= Saujana Impian =

Township in Selangor, Malaysia

Saujana Impian is an affluent township in Hulu Langat District, Selangor, Malaysia. This township is located about two kilometers away from Kajang town. The Impian Golf & Country Club is located within this township.

Saujana Impian were developed in phases, and as such the township is geographically separated by sub-township development as below,
- Impian Jaya - Fasa 1 (Teres Dua Tingkat) & Fasa 2 (Semi-D)
- Impian Gemilang - Fasa 3A (Semi-D) & Fasa 3B (Teres Dua Tingkat)
- Impian Indah - Fasa 4 (Teres Dua Tingkat)
- Impian Murni - Fasa 5 (Teres Dua Tingkat)
- Impian Kasih - Fasa 5 (Teres Dua Tingkat)
- Impian Setia - Fasa 5 (Teres Dua Tingkat)
- Impian Makmur - Fasa 6C Sapphire - (Semi-D)
- Impian Makmur - Fasa 7 (Apartment)

==Educations==
There are a few schools within the vicinity, with a mix of primary and secondary schools.

- Sekolah Kebangsaan Saujana Impian (Awards: Sekolah Harapan Negara, Sekolah Cemerlang, Sekolah, Anugerah Cemerlang Kokurikulum, Anugerah Cemerlang Bilik Operasi SPBT, Anugerah Cemerlang Pengurusan NILAM, Anugerah Tawaran Baru).
- Sekolah Kebangsaan Saujana Impian 2
- Sekolah Menengah Kebangsaan Saujana Impian
- Sekolah Menengah Sultan Abdul Aziz Shah (SAAS)

==Transportation==
===Car===
Saujana Impian is accessible through several highways.
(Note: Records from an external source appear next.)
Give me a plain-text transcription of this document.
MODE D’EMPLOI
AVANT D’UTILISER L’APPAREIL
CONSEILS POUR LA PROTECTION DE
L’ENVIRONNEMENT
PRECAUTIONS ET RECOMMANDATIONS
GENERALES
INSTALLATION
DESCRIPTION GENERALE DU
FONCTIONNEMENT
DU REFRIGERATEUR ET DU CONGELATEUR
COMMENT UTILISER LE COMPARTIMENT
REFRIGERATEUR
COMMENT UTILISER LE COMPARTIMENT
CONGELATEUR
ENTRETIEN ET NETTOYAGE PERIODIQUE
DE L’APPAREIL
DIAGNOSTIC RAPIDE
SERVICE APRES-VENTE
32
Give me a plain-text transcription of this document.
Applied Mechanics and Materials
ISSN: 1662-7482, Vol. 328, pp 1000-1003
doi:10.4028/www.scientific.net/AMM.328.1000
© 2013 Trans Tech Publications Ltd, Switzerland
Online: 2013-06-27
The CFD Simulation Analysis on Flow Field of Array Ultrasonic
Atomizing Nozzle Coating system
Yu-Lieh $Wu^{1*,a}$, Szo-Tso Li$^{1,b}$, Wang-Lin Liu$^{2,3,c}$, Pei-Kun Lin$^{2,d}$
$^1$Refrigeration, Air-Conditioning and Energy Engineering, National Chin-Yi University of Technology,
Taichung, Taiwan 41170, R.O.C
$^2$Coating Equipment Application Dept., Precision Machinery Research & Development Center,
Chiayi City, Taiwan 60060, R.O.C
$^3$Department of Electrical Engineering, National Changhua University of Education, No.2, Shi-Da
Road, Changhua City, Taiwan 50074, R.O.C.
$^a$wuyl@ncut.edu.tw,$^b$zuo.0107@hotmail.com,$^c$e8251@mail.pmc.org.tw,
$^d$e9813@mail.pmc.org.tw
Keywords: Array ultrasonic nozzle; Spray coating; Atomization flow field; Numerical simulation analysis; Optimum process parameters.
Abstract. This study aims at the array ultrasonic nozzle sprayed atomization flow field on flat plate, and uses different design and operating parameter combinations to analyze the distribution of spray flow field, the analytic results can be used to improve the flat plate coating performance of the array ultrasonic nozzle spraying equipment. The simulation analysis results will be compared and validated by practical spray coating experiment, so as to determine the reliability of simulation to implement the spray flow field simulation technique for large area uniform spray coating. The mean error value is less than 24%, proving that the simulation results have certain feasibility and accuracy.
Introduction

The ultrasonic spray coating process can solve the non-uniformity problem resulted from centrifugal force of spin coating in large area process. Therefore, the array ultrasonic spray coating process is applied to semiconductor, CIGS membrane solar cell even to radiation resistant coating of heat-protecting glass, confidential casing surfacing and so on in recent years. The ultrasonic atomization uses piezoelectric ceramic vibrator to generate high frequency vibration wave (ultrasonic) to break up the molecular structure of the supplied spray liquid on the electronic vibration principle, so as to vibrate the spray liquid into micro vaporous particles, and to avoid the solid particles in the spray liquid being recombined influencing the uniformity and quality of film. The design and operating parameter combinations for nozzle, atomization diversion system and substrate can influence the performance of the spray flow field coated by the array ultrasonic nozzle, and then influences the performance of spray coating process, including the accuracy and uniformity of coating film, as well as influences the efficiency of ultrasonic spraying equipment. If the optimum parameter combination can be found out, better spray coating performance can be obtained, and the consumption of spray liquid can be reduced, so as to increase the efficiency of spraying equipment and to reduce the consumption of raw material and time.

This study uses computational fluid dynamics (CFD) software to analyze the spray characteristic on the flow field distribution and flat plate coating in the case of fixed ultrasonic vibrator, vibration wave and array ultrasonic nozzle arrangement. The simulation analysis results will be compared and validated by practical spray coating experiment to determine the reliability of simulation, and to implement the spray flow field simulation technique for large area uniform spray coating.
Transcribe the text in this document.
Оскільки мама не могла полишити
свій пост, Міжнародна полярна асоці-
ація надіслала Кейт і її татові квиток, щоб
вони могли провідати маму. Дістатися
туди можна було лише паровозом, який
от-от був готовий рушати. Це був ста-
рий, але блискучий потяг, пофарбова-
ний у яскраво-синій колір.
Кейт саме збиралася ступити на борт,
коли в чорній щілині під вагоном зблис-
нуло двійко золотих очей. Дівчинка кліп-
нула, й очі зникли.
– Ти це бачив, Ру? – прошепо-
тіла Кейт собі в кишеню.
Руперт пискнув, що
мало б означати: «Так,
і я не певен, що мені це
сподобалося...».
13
Most notable highways are Cheras–Kajang Expressway (part of Federal Route 1 system) connecting to Cheras and Kuala Lumpur, and Kajang–Seremban Highway (LEKAS) connecting to Seremban and Kuala Pilah.

===Public transportation===
MRT Sungai Jernih and MRT Bukit Dukung.